In the Ubuntu shell, run:

docker ps

If the command is not found, you may need to install Docker first.

Further Requisites

  1. Set up Docker :
    sudo systemctl enable docker
    sudo usermod -aG docker $USER
    
  2. Install OCR-D via Docker
    docker pull ocrd/all:maximum
    
  3. Download example data from Github
    mkdir ocr-d
    wget https://github.com/OCR-D/gt_structure_text/releases/download/v1.5.0/euler_rechenkunst01_1738.ocrd.zip
    unzip euler_rechenkunst01_1738.ocrd.zip -d ocr-d/euler_rechenkunst01_1738
    
  4. Start interactive shell in Docker
    docker run --volume $PWD/ocr-d:/data --volume ocrd-resources:/models -it ocrd/all:maximum bash
    
  5. Download some models:
    ocrd resmgr download ocrd-tesserocr-recognize '*'
    

First minimal workflow with OCR-D

ocrd-tesserocr-recognize -w euler_rechenkunst01_1738 -I OCR-D-IMG -O OCR-D-OCR-TESS -P segmentation_level region -P find_tables true -P model frak2021

Congratulations!

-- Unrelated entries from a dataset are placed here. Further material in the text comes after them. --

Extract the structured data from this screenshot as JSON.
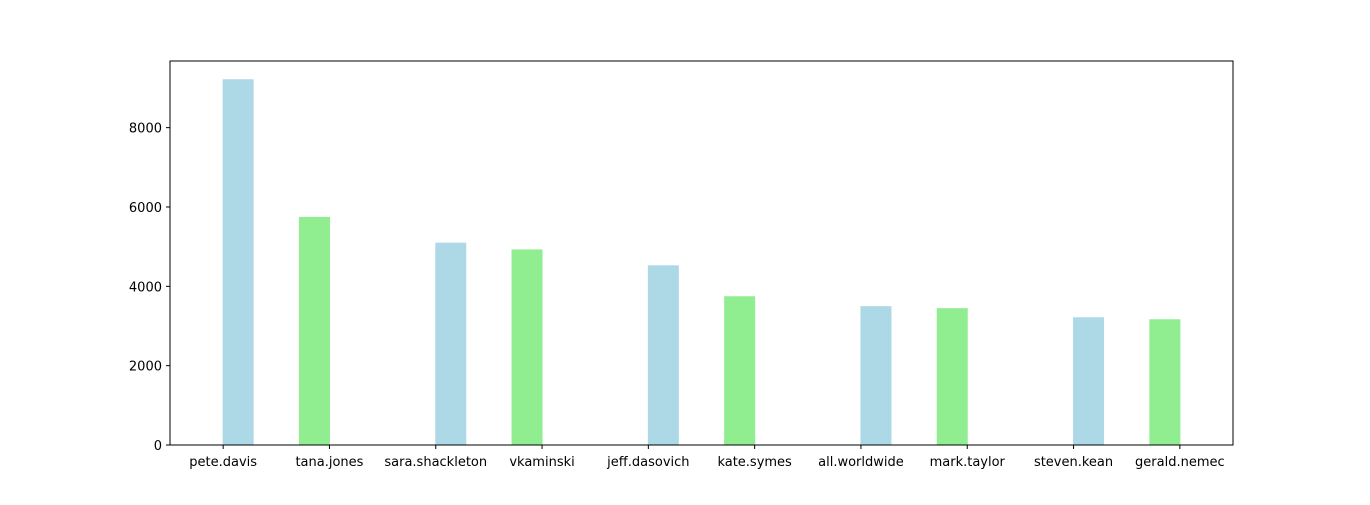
{
  "chart_data": {
    "type": "bar",
    "title": "",
    "xlabel": "",
    "ylabel": "",
    "categories": [
      "pete.davis",
      "tana.jones",
      "sara.shackleton",
      "vkaminski",
      "jeff.dasovich",
      "kate.symes",
      "all.worldwide",
      "mark.taylor",
      "steven.kean",
      "gerald.nemec"
    ],
    "values": [
      9220,
      5750,
      5100,
      4930,
      4530,
      3750,
      3500,
      3450,
      3220,
      3170
    ],
    "bar_colors": [
      "#add8e6",
      "#90ee90",
      "#add8e6",
      "#90ee90",
      "#add8e6",
      "#90ee90",
      "#add8e6",
      "#90ee90",
      "#add8e6",
      "#90ee90"
    ],
    "ylim": [
      0,
      9680
    ],
    "yticks": [
      0,
      2000,
      4000,
      6000,
      8000
    ],
    "grid": false,
    "legend": "none"
  }
}
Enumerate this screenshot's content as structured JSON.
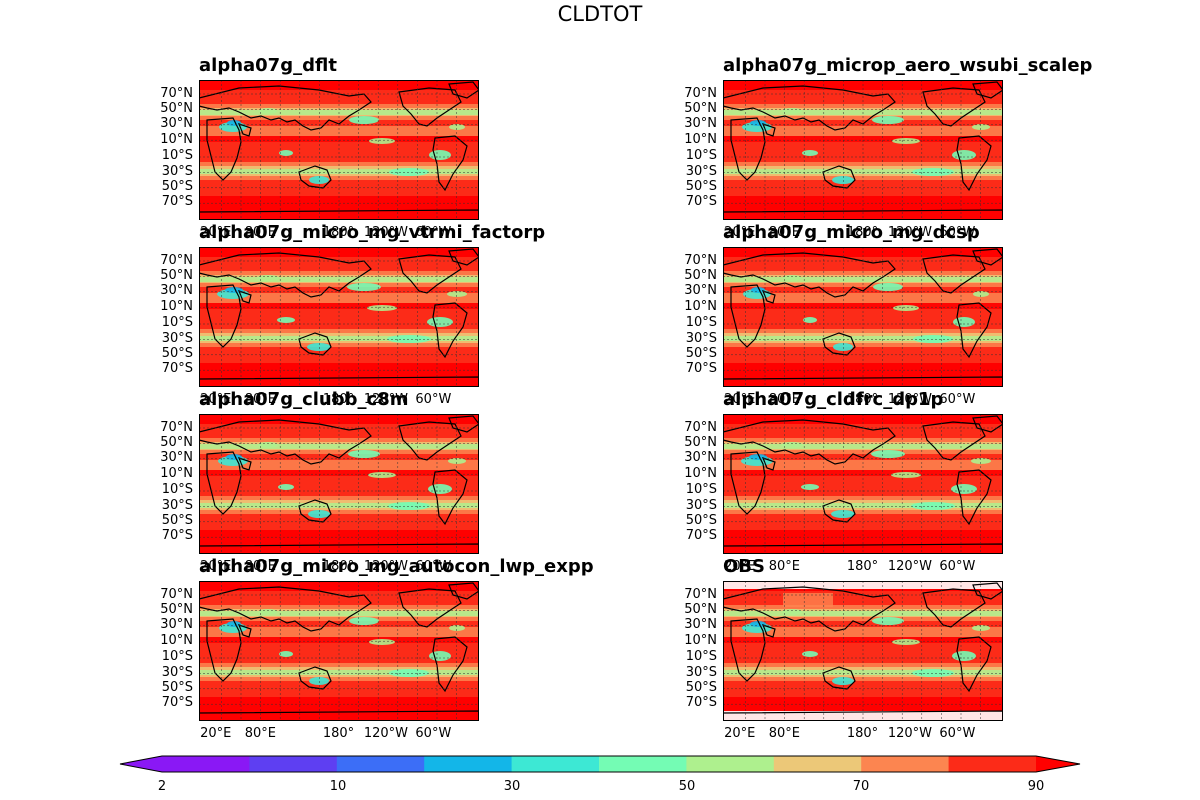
{
  "chart_data": {
    "type": "map_panels",
    "title": "CLDTOT",
    "panels": [
      {
        "name": "alpha07g_dflt"
      },
      {
        "name": "alpha07g_microp_aero_wsubi_scalep"
      },
      {
        "name": "alpha07g_micro_mg_vtrmi_factorp"
      },
      {
        "name": "alpha07g_micro_mg_dcsp"
      },
      {
        "name": "alpha07g_clubb_c8m"
      },
      {
        "name": "alpha07g_cldfrc_dp1p"
      },
      {
        "name": "alpha07g_micro_mg_autocon_lwp_expp"
      },
      {
        "name": "OBS"
      }
    ],
    "lat_ticks": [
      "70°N",
      "50°N",
      "30°N",
      "10°N",
      "10°S",
      "30°S",
      "50°S",
      "70°S"
    ],
    "lon_ticks": [
      "20°E",
      "80°E",
      "180°",
      "120°W",
      "60°W"
    ],
    "colorbar": {
      "levels": [
        2,
        10,
        20,
        30,
        40,
        50,
        60,
        70,
        80,
        90
      ],
      "tick_labels": [
        "2",
        "10",
        "30",
        "50",
        "70",
        "90"
      ],
      "colors": [
        "#8a18f5",
        "#5e3ff2",
        "#3c6ef7",
        "#13b6e8",
        "#3de8d4",
        "#74fcb4",
        "#aef08e",
        "#ecc878",
        "#fc8550",
        "#fc2b18",
        "#ff0000"
      ],
      "extend": "both"
    }
  }
}
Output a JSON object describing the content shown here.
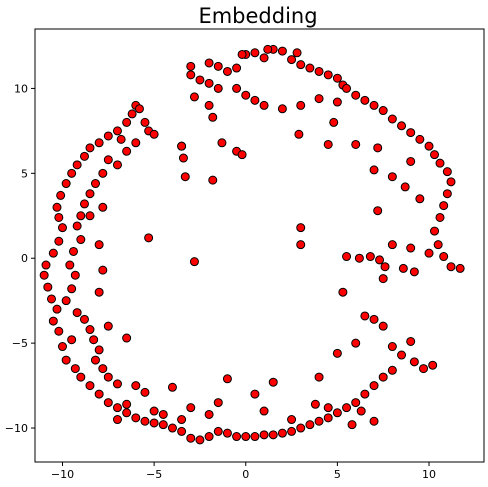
{
  "chart_data": {
    "type": "scatter",
    "title": "Embedding",
    "xlabel": "",
    "ylabel": "",
    "xlim": [
      -11.5,
      13.0
    ],
    "ylim": [
      -12.0,
      13.5
    ],
    "xticks": [
      -10,
      -5,
      0,
      5,
      10
    ],
    "yticks": [
      -10,
      -5,
      0,
      5,
      10
    ],
    "grid": false,
    "marker_fill": "#ff0000",
    "marker_edge": "#000000",
    "series": [
      {
        "values": [
          [
            -2.0,
            11.5
          ],
          [
            -1.5,
            11.3
          ],
          [
            -1.0,
            11.0
          ],
          [
            -0.5,
            11.2
          ],
          [
            0.0,
            12.0
          ],
          [
            0.5,
            12.1
          ],
          [
            1.0,
            11.8
          ],
          [
            1.5,
            12.3
          ],
          [
            2.0,
            12.2
          ],
          [
            2.5,
            11.7
          ],
          [
            3.0,
            11.4
          ],
          [
            3.5,
            11.2
          ],
          [
            4.0,
            11.0
          ],
          [
            4.5,
            10.8
          ],
          [
            5.0,
            10.6
          ],
          [
            5.3,
            10.2
          ],
          [
            -3.0,
            11.3
          ],
          [
            -3.0,
            10.8
          ],
          [
            -2.5,
            10.5
          ],
          [
            -2.0,
            10.3
          ],
          [
            -1.5,
            10.0
          ],
          [
            -0.5,
            10.0
          ],
          [
            0.0,
            9.6
          ],
          [
            0.5,
            9.3
          ],
          [
            1.0,
            9.0
          ],
          [
            2.0,
            8.8
          ],
          [
            3.0,
            9.0
          ],
          [
            4.0,
            9.4
          ],
          [
            5.0,
            9.2
          ],
          [
            -0.2,
            12.0
          ],
          [
            1.2,
            12.3
          ],
          [
            2.8,
            12.1
          ],
          [
            -2.8,
            9.5
          ],
          [
            -1.8,
            8.3
          ],
          [
            -2.0,
            9.0
          ],
          [
            -1.3,
            6.8
          ],
          [
            -0.5,
            6.3
          ],
          [
            -0.2,
            6.1
          ],
          [
            -3.5,
            6.6
          ],
          [
            5.5,
            10.0
          ],
          [
            6.0,
            9.6
          ],
          [
            6.5,
            9.3
          ],
          [
            7.0,
            9.0
          ],
          [
            7.5,
            8.7
          ],
          [
            8.0,
            8.2
          ],
          [
            8.5,
            7.8
          ],
          [
            9.0,
            7.4
          ],
          [
            9.5,
            7.0
          ],
          [
            10.0,
            6.6
          ],
          [
            10.3,
            6.1
          ],
          [
            10.6,
            5.6
          ],
          [
            11.0,
            5.1
          ],
          [
            11.2,
            4.5
          ],
          [
            11.0,
            3.8
          ],
          [
            10.8,
            3.1
          ],
          [
            10.6,
            2.4
          ],
          [
            10.3,
            1.6
          ],
          [
            10.5,
            0.8
          ],
          [
            10.8,
            0.1
          ],
          [
            11.2,
            -0.5
          ],
          [
            11.7,
            -0.6
          ],
          [
            10.0,
            0.3
          ],
          [
            9.5,
            3.5
          ],
          [
            8.7,
            4.2
          ],
          [
            8.0,
            4.8
          ],
          [
            9.0,
            5.7
          ],
          [
            6.0,
            6.7
          ],
          [
            7.2,
            6.5
          ],
          [
            7.0,
            5.2
          ],
          [
            7.2,
            2.8
          ],
          [
            9.0,
            0.6
          ],
          [
            9.2,
            -0.8
          ],
          [
            8.0,
            0.8
          ],
          [
            4.5,
            6.7
          ],
          [
            4.8,
            8.0
          ],
          [
            5.5,
            0.1
          ],
          [
            6.2,
            0.0
          ],
          [
            6.8,
            0.1
          ],
          [
            7.3,
            -0.1
          ],
          [
            7.5,
            -1.2
          ],
          [
            5.3,
            -2.0
          ],
          [
            6.5,
            -3.4
          ],
          [
            7.0,
            -3.6
          ],
          [
            7.5,
            -4.0
          ],
          [
            6.0,
            -5.0
          ],
          [
            5.0,
            -5.6
          ],
          [
            4.0,
            -7.0
          ],
          [
            3.0,
            1.8
          ],
          [
            3.0,
            0.8
          ],
          [
            2.9,
            7.3
          ],
          [
            7.6,
            -0.5
          ],
          [
            8.6,
            -0.6
          ],
          [
            8.0,
            -5.2
          ],
          [
            8.5,
            -5.7
          ],
          [
            9.2,
            -6.1
          ],
          [
            9.7,
            -6.5
          ],
          [
            10.2,
            -6.3
          ],
          [
            9.0,
            -4.9
          ],
          [
            8.0,
            -6.6
          ],
          [
            7.5,
            -7.0
          ],
          [
            7.0,
            -7.5
          ],
          [
            6.5,
            -8.0
          ],
          [
            6.0,
            -8.5
          ],
          [
            5.5,
            -8.8
          ],
          [
            5.0,
            -9.1
          ],
          [
            4.5,
            -9.4
          ],
          [
            4.0,
            -9.6
          ],
          [
            3.5,
            -9.8
          ],
          [
            3.0,
            -10.0
          ],
          [
            2.5,
            -10.2
          ],
          [
            2.0,
            -10.3
          ],
          [
            1.5,
            -10.4
          ],
          [
            1.0,
            -10.4
          ],
          [
            0.5,
            -10.5
          ],
          [
            0.0,
            -10.5
          ],
          [
            -0.5,
            -10.5
          ],
          [
            -1.0,
            -10.3
          ],
          [
            -1.5,
            -10.2
          ],
          [
            -2.0,
            -10.5
          ],
          [
            -2.5,
            -10.7
          ],
          [
            -3.0,
            -10.6
          ],
          [
            -3.5,
            -10.2
          ],
          [
            -4.0,
            -10.0
          ],
          [
            -4.5,
            -9.8
          ],
          [
            -5.0,
            -9.7
          ],
          [
            -5.5,
            -9.6
          ],
          [
            -6.0,
            -9.4
          ],
          [
            -6.5,
            -9.1
          ],
          [
            -7.0,
            -8.8
          ],
          [
            -7.5,
            -8.5
          ],
          [
            -8.0,
            -8.0
          ],
          [
            -8.5,
            -7.5
          ],
          [
            -9.0,
            -7.0
          ],
          [
            -6.0,
            -7.5
          ],
          [
            -5.5,
            -7.9
          ],
          [
            -4.0,
            -7.6
          ],
          [
            -3.0,
            -8.8
          ],
          [
            -1.0,
            -7.1
          ],
          [
            1.5,
            -7.3
          ],
          [
            -2.0,
            -9.2
          ],
          [
            -1.5,
            -8.5
          ],
          [
            0.5,
            -8.0
          ],
          [
            -6.5,
            -8.6
          ],
          [
            -5.0,
            -9.0
          ],
          [
            -4.5,
            -9.2
          ],
          [
            3.8,
            -8.6
          ],
          [
            4.5,
            -8.8
          ],
          [
            6.3,
            -9.0
          ],
          [
            7.0,
            -9.6
          ],
          [
            5.8,
            -9.8
          ],
          [
            2.5,
            -9.5
          ],
          [
            1.0,
            -9.0
          ],
          [
            -3.5,
            -9.5
          ],
          [
            -7.0,
            -9.5
          ],
          [
            -9.3,
            -6.5
          ],
          [
            -9.8,
            -6.0
          ],
          [
            -10.0,
            -5.2
          ],
          [
            -9.5,
            -4.8
          ],
          [
            -10.2,
            -4.3
          ],
          [
            -10.5,
            -3.7
          ],
          [
            -10.3,
            -3.0
          ],
          [
            -10.6,
            -2.4
          ],
          [
            -10.8,
            -1.7
          ],
          [
            -11.0,
            -1.0
          ],
          [
            -10.9,
            -0.4
          ],
          [
            -10.5,
            0.3
          ],
          [
            -10.2,
            1.0
          ],
          [
            -10.0,
            1.8
          ],
          [
            -10.2,
            2.4
          ],
          [
            -10.3,
            3.0
          ],
          [
            -10.1,
            3.7
          ],
          [
            -9.8,
            4.4
          ],
          [
            -9.5,
            5.0
          ],
          [
            -9.2,
            5.5
          ],
          [
            -8.8,
            6.0
          ],
          [
            -8.5,
            6.5
          ],
          [
            -8.0,
            6.8
          ],
          [
            -7.5,
            7.2
          ],
          [
            -7.0,
            7.5
          ],
          [
            -6.5,
            8.0
          ],
          [
            -6.2,
            8.5
          ],
          [
            -6.0,
            9.0
          ],
          [
            -5.8,
            8.8
          ],
          [
            -5.5,
            8.0
          ],
          [
            -5.3,
            7.5
          ],
          [
            -5.0,
            7.3
          ],
          [
            -6.0,
            6.8
          ],
          [
            -6.5,
            6.3
          ],
          [
            -7.0,
            5.5
          ],
          [
            -7.8,
            5.0
          ],
          [
            -8.2,
            4.4
          ],
          [
            -8.5,
            3.8
          ],
          [
            -8.8,
            3.2
          ],
          [
            -9.0,
            2.5
          ],
          [
            -9.2,
            1.9
          ],
          [
            -9.0,
            1.1
          ],
          [
            -9.4,
            0.4
          ],
          [
            -9.6,
            -0.4
          ],
          [
            -9.3,
            -1.0
          ],
          [
            -9.5,
            -1.8
          ],
          [
            -9.8,
            -2.5
          ],
          [
            -9.2,
            -3.2
          ],
          [
            -8.8,
            -3.6
          ],
          [
            -8.5,
            -4.2
          ],
          [
            -8.3,
            -4.8
          ],
          [
            -8.0,
            -5.4
          ],
          [
            -8.2,
            -6.0
          ],
          [
            -7.8,
            -6.5
          ],
          [
            -7.5,
            -7.0
          ],
          [
            -7.0,
            -7.4
          ],
          [
            -6.5,
            -4.7
          ],
          [
            -7.5,
            -4.0
          ],
          [
            -8.0,
            -2.0
          ],
          [
            -7.8,
            -0.7
          ],
          [
            -8.0,
            0.8
          ],
          [
            -8.5,
            2.5
          ],
          [
            -7.8,
            3.0
          ],
          [
            -7.5,
            5.8
          ],
          [
            -6.8,
            7.0
          ],
          [
            -5.3,
            1.2
          ],
          [
            -3.3,
            4.8
          ],
          [
            -3.4,
            5.9
          ],
          [
            -3.5,
            6.6
          ],
          [
            -2.8,
            -0.2
          ],
          [
            -1.8,
            4.6
          ]
        ]
      }
    ]
  }
}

You ran your first (minimal) OCR-D Workflow.

You will find the results in the directory /data/ocr-d/euler_rechenkunst01_1738 (in the container) or ocr-d/euler_rechenkunst01_1738 (on the host side).

Consult the Setup Guide for more details and other installation methods or jump into the User Guide to learn more about OCR‑D.

Next we will explain the above ocrd-tesserocr-recognize command.

Explanation

The command that called the recognition processor consists of the following parts:

ocrd-tesserocr-recognize -I OCR-D-IMG -O OCR-D-OCR-TESS -P segmentation_level region -P find_tables true -P model frak2021
╰─────── 1 ────────────╯ ╰─── 2 ────╯ ╰───── 3 ───────╯ ╰────────── 4 ─────────────╯ ╰────── 5 ────────╯ ╰───── 6 ───────╯
  1. ocrd-tesserocr-recognize is the name of the processor executable used.
  2. -I is followed by the name of the input file group (and directory); here: images.
  3. -O is followed by the name of the output file group (and directory); here: binarised images and PAGE-XML files with the recognised text.
  4. -P segmentation_level region is a parameter name/value pair; here: tells the processor to start segmentation on the level of regions (so no prior layout analysis annotating text lines in PAGE-XML is required).
  5. -P find_tables true … here: enables layout detection of tables.
  6. -P model frak2021 … here: use the named resource frak2021.traineddata for recognition.